Chen Wanjie erklärt weiter, als Wohlfahrtsstaat habe Österreich stets großen Wert auf die Altersvorsorge gelegt. Sowohl die verschiedenen Regierungen als auch Privatunternehmen, Sozialinstitutionen und Hochschulen hätten sich in diesem Bereich kontinuierlich engagiert, und zwar über Jahrzehnte hinweg. Das österreichische System in diesem Bereich sei sehr klar und zielgerichtet:

„Die Seniorenpflegedienste in Graz arbeiten immer eng mit Krankenhäusern und Hochschulen zusammen. Auf dieser Weise entsteht ein sogenannter One-Stop-Service, also ein komplettes System von grundlegender Nahrungsversorgung sowie Betreuung bis zur Palliativ- sowie Hospizpflege. Dieses klar abgestufte System ist auf den jeweiligen Patienten zugeschnitten und kann daher jedem individuelle Dienstleistungen sowie bedarfsgerechte Betreuung anbieten. Die lokale Regierung hat uns auch immer stark unterstützt."

China könne von Österreichs Erfolgen lernen und gleichzeitig mit österreichischen Partnern zusammenarbeiten, ist Chen Wanjie überzeugt. Vor allem zwei Bereiche schweben ihm vor: erstens die Architekturentwürfe von Pflegeeinrichtungen, in Österreich meist Passivhäuser, die Energieeffizienz mit höchstem Wohnkomfort verbinden. Und zweitens das österreichische Modell der stationären, gemeindenahen oder häuslichen Seniorenbetreuung.
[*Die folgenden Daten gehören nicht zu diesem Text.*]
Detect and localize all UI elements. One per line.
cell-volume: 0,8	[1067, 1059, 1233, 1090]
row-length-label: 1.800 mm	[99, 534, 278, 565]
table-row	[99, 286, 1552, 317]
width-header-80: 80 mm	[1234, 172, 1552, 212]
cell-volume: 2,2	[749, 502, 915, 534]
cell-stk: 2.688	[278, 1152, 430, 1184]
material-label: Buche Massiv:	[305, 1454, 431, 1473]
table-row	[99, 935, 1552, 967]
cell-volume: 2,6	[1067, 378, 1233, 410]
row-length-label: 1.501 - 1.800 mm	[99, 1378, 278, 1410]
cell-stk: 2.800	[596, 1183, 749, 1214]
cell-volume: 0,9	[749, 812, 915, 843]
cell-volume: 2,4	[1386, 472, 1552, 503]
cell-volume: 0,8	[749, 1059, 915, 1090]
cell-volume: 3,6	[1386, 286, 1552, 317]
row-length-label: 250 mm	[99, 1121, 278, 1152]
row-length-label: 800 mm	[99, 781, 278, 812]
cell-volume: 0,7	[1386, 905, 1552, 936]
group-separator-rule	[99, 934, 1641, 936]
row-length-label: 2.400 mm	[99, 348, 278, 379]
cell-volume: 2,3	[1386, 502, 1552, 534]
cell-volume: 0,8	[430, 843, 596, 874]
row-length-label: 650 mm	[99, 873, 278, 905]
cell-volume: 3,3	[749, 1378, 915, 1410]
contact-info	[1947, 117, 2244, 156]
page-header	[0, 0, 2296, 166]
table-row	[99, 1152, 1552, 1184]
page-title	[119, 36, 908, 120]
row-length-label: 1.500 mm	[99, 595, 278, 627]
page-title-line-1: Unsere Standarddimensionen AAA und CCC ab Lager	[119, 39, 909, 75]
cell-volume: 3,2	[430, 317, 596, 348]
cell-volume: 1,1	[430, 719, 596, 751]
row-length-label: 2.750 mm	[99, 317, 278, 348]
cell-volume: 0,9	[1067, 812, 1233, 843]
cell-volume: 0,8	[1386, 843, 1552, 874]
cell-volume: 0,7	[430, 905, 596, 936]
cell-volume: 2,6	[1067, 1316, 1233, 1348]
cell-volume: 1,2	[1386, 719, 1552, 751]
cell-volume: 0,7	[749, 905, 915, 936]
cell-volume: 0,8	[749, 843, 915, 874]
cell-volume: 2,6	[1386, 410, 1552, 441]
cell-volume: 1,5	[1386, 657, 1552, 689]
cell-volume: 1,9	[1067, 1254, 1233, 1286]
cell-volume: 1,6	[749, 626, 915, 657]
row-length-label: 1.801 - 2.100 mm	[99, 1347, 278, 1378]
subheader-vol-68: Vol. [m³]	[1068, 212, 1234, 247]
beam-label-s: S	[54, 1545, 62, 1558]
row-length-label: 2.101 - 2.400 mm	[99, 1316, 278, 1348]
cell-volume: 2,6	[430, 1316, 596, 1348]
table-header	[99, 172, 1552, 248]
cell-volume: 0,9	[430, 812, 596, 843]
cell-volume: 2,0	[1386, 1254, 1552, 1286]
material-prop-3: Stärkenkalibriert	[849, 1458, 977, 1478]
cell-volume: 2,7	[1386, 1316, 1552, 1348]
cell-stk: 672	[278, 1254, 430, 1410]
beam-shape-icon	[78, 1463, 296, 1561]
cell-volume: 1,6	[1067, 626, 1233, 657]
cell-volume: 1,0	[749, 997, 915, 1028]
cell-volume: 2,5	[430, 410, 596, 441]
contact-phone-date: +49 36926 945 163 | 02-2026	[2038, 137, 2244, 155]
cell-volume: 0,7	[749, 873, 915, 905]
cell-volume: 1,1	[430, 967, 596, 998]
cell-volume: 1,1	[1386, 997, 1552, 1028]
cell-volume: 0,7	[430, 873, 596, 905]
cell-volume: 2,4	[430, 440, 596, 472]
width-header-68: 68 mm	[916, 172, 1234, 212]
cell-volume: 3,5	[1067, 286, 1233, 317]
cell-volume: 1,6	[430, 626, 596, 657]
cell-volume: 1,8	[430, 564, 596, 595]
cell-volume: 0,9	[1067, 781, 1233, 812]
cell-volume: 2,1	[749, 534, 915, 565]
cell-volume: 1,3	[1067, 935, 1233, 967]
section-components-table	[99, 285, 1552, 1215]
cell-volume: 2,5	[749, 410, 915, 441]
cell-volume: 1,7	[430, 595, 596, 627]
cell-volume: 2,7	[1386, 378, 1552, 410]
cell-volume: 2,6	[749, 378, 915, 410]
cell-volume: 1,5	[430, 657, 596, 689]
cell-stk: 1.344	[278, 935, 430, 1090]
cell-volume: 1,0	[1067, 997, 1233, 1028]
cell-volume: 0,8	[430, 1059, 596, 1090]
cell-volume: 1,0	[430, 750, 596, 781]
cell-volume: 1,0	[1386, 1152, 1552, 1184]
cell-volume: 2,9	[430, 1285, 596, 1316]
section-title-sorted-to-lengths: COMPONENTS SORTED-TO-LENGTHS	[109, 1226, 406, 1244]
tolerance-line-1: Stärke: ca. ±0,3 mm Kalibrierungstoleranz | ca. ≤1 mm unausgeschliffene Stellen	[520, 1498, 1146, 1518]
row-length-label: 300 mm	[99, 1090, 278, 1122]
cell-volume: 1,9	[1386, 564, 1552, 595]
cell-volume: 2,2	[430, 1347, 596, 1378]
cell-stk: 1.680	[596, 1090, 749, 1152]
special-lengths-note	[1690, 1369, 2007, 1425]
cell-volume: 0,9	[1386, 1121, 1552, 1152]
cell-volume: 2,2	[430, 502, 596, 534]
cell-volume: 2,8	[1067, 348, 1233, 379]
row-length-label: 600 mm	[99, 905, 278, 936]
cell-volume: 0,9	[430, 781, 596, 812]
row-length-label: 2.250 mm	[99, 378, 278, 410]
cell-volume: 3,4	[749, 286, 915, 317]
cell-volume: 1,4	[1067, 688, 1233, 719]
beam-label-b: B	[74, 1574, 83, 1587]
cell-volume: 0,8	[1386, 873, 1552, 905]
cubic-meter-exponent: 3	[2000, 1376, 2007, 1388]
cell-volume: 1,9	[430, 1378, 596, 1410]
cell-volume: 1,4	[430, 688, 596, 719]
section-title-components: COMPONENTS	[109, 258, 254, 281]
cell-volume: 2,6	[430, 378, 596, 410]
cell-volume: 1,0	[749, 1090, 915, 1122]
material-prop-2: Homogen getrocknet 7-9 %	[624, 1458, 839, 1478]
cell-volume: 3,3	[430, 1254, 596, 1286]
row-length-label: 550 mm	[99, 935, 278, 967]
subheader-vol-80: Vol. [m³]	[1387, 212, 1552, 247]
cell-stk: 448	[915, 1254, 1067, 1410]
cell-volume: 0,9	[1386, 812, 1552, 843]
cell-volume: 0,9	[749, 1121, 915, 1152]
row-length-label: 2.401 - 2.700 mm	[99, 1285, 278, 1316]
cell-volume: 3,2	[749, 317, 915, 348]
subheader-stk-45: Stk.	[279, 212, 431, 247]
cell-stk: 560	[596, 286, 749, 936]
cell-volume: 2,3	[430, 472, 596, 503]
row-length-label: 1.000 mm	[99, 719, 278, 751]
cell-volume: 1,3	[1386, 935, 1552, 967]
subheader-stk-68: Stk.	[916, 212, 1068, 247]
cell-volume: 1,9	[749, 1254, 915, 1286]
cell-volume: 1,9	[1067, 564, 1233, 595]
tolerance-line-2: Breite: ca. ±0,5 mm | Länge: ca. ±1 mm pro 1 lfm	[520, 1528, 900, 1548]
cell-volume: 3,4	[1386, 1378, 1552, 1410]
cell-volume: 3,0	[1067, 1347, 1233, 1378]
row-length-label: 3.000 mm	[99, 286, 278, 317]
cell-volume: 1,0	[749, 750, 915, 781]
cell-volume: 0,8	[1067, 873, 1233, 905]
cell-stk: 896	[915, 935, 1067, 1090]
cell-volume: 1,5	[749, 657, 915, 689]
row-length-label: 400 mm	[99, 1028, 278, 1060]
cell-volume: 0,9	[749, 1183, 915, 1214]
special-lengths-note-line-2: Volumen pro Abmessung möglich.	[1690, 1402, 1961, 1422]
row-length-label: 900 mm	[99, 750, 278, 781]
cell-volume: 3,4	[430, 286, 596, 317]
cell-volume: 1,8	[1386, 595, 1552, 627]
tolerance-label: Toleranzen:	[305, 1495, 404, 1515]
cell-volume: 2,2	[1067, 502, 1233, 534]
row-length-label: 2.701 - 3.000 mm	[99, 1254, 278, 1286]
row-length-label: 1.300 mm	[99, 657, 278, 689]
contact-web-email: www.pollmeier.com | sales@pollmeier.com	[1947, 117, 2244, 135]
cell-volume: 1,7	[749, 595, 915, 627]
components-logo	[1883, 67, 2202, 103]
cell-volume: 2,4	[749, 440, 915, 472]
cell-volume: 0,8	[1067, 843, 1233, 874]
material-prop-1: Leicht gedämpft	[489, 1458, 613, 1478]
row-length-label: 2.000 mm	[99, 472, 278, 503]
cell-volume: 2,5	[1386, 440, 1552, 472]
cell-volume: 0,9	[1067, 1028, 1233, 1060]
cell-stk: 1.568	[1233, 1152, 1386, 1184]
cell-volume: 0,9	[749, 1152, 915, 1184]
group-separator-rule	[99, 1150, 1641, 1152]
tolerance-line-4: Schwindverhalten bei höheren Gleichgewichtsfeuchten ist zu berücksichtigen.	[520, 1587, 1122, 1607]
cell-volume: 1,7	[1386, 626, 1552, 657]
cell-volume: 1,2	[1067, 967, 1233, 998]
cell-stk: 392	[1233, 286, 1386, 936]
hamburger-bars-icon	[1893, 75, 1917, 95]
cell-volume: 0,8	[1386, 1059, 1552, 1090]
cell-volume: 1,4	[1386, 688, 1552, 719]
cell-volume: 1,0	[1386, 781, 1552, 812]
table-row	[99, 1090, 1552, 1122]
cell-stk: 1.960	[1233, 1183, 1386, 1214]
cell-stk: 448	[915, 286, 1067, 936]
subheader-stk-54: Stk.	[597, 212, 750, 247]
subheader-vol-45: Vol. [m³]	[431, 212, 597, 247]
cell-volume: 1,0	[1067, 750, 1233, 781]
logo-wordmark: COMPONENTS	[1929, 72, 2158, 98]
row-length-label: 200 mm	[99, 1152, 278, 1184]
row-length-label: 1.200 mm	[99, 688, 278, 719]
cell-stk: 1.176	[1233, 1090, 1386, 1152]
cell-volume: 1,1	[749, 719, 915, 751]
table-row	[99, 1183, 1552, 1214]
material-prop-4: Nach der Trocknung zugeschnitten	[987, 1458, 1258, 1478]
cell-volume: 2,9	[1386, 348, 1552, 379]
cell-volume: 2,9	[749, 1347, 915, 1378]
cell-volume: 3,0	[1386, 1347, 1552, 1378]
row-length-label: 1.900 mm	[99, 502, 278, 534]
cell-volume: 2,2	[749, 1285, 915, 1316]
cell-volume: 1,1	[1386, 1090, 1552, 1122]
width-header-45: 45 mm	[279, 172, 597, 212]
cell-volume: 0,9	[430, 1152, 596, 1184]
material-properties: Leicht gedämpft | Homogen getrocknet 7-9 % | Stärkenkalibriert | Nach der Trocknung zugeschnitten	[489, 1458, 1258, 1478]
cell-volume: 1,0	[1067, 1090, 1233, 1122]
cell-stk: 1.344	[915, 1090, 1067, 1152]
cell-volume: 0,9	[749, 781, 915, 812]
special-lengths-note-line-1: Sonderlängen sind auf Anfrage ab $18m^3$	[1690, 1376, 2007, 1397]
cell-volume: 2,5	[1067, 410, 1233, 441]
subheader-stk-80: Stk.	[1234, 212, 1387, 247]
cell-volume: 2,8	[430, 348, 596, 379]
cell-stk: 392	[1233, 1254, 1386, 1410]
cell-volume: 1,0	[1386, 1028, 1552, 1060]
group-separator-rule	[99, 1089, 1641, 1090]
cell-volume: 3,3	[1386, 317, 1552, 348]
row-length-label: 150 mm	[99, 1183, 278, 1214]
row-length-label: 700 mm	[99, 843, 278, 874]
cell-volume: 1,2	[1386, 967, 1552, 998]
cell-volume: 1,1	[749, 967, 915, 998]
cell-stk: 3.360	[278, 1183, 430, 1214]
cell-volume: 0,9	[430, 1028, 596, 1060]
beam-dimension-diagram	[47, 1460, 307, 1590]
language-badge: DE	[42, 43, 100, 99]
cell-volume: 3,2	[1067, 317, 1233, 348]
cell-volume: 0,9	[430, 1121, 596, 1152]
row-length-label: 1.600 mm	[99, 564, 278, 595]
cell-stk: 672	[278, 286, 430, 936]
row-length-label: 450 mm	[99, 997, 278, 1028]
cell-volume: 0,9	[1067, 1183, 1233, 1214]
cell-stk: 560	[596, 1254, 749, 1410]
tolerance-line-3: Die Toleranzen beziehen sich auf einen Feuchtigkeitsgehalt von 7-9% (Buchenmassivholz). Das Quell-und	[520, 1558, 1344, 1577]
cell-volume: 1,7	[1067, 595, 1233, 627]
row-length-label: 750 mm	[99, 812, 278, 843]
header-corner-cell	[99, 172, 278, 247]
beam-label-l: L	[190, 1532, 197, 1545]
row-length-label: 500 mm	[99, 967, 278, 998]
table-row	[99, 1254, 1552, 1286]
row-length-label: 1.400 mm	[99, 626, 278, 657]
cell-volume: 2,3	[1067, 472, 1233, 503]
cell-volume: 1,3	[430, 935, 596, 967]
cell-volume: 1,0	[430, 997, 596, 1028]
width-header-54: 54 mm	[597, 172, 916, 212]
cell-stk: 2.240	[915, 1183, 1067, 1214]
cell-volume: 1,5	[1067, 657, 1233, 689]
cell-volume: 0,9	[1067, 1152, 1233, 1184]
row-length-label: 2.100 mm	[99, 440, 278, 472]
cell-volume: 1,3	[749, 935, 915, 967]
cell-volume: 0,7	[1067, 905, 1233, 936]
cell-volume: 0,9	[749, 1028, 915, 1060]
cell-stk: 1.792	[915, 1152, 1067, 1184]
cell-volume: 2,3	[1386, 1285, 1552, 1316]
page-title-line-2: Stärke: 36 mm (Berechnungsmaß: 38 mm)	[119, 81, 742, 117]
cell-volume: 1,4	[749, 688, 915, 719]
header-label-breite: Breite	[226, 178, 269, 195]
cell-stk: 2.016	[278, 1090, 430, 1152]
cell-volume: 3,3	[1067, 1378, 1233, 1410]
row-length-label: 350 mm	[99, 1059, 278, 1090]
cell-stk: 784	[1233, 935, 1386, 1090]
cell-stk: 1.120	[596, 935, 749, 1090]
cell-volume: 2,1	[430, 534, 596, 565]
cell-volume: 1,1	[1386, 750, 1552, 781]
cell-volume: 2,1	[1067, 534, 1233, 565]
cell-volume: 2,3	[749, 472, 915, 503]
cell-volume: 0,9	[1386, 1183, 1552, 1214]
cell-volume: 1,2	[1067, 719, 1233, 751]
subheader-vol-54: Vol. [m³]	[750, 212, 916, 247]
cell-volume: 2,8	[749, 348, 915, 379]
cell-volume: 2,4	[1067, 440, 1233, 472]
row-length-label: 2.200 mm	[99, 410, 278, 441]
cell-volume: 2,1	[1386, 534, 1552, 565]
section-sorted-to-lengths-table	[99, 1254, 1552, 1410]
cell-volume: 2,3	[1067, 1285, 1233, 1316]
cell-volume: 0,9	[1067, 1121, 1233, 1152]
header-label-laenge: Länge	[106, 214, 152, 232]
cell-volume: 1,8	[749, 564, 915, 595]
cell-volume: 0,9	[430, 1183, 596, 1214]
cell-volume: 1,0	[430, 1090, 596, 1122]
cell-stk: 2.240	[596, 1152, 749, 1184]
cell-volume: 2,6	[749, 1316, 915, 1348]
Allerdings müssten beide Seiten noch intensive Verhandlungen führen, bevor konkrete Kooperationen in Gang gesetzt werden könnten, da sich die nationalen Gegebenheiten in China und Österreich stark unterscheiden, so Chen Wanjie:

„Die kulturellen Unterschiede beider Länder und in unserem Fall im Sozialversicherungssystem darf man nicht außer Acht lassen. Eigentlich ist Chinas heutiges Sozialsystem dem österreichischen schon sehr ähnlich. Zumindest bemüht sich die chinesische Regierung bereits seit langem darum. Wegen der riesigen Bevölkerungszahl und der bislang unzureichenden Investitionen in die Infrastruktur ist es zwar nicht leicht, auf Anhieb ein so vollkommenes System wie in Österreich umzusetzen. Aber wir können durchaus zuerst einige Pilotprojekte starten und das österreichische Modell in kleinerem Umfang testen."

Genau daran arbeiten Chen Wanjie und sein Team momentan. Sie suchen nach Möglichkeiten, wie man das erfolgreiche österreichische System mit Chinas nationalen Gegebenheiten zusammenbringen kann. Durch die chinesisch-österreichische Zusammenarbeit im Bereich der Pflegedienstleistungen und der Seniorenbetreuung könnte die Volksrepublik in Zukunft besser gerüstet sein für die fortschreitende Alterung der chinesischen Gesellschaft.